A Failure-Aware Software Development Life Cycle
We propose three research directions towards a Failure-Aware Software Development Life Cycle for IoT.
- Infrastructure: A failure encyclopedia: First, to help IoT engineers anticipate failures, we believe they would benefit from an encyclopedia of previous IoT failures. A catalog of case studies could outline the failure, the underlying fault(s), the impact, and lessons learned from a system failure. Case studies could be built from within teams & organizations, as well as from external sources such as news reports or other organizations. These case studies could inform software engineering judgment to build systems resilient to past failures.
- Process: An empirical basis for postmortems: Second, we recommend research to establish an empirical basis for software failure postmortems. Our analysis of failures was restricted because we could only observe what was reported by journalists. But IoT engineers working on the affected products could conduct a more detailed analysis to benefit their own and other teams, through a failure postmortem. Although postmortems are widely recommended, they are often omitted. And we know surprisingly little about postmortems in practice. For example, what are effective personal & team practices to collect, analyze, and document system failures? Or how can postmortem knowledge be integrated into the SDLC, managing the tradeoff between agility and risk management?

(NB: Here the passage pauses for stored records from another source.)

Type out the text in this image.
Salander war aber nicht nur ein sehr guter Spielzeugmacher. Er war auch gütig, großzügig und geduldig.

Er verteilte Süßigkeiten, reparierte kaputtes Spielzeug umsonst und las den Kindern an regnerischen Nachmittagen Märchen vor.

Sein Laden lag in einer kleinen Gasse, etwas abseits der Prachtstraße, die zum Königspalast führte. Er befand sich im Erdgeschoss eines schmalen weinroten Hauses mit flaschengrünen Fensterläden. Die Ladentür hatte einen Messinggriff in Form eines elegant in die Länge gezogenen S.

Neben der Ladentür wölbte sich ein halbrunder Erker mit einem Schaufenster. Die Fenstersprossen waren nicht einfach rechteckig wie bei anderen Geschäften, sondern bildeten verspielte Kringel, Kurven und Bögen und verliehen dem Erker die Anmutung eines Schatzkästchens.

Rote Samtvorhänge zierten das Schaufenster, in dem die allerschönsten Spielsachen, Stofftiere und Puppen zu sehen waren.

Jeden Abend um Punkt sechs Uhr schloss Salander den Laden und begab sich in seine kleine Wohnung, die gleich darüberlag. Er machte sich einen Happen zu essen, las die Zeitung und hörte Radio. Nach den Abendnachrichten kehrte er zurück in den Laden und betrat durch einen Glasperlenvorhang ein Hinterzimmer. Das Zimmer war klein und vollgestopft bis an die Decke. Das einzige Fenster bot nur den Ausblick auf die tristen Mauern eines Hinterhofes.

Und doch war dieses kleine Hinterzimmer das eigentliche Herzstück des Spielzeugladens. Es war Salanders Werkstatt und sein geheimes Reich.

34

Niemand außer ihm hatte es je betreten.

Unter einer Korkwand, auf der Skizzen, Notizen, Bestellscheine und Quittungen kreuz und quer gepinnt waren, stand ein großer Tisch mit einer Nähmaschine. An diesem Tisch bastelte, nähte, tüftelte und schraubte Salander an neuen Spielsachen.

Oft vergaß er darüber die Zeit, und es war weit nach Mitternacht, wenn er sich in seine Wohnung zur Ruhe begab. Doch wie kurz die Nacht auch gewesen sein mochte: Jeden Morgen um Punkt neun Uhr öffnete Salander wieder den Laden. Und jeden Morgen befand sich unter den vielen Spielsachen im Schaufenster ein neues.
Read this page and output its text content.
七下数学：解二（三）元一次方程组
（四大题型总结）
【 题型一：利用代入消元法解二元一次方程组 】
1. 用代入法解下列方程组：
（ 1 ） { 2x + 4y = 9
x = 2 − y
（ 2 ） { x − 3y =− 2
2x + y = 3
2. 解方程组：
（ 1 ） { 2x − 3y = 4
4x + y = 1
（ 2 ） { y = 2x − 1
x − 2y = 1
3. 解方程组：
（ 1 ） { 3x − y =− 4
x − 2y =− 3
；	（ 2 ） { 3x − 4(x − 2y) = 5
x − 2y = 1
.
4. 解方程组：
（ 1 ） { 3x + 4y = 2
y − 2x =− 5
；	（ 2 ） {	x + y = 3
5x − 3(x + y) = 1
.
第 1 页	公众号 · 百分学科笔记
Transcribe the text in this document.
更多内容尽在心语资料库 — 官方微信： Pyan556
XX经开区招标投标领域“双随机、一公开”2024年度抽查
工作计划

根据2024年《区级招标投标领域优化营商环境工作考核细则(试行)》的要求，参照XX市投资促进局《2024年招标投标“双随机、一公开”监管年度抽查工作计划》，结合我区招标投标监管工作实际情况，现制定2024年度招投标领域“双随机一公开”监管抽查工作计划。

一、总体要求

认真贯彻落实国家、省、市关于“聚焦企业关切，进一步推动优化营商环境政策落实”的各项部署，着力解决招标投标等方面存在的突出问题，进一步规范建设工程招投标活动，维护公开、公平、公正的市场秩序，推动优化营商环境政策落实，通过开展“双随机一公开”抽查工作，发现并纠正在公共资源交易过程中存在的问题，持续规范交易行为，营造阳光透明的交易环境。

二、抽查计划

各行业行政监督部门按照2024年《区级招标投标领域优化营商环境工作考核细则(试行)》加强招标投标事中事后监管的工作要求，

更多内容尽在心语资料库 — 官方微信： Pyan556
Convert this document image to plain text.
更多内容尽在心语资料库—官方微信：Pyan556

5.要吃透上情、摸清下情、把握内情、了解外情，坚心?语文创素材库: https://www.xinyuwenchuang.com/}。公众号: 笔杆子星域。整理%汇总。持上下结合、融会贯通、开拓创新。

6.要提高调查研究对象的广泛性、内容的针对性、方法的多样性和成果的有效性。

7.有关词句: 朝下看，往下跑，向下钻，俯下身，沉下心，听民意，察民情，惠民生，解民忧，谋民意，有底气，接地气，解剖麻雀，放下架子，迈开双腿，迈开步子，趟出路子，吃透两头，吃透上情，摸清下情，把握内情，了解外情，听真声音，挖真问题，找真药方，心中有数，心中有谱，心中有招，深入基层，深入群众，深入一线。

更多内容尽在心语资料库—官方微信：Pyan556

- Tools: Automation: Finally, there are many opportunities to automate elements of this research agenda. First, we could leverage text mining techniques to extract system postmortem information from diverse representations, including news reports, user complaints, and open-source issue reports. This would facilitate the organization of a large encyclopedia of failures. Then, an engineering team could query this database for relevant failures to guide their system design or maintenance work. This could be enabled by filtering cases relevant to specific contexts, or by transferring lessons across contexts. Finally, during validation, an engineering team could scan their system model or codebase for known hazards using program analysis.
Answering these questions are a starting point to help establish an empirical basis for software failure postmortems.
Conclusion
We studied real-world IoT systems and observed recurring failure trends both within and across application domains. To alleviate recurring failure trends, we recommend a research agenda towards a Failure-Aware Software Development Life Cycle for IoT.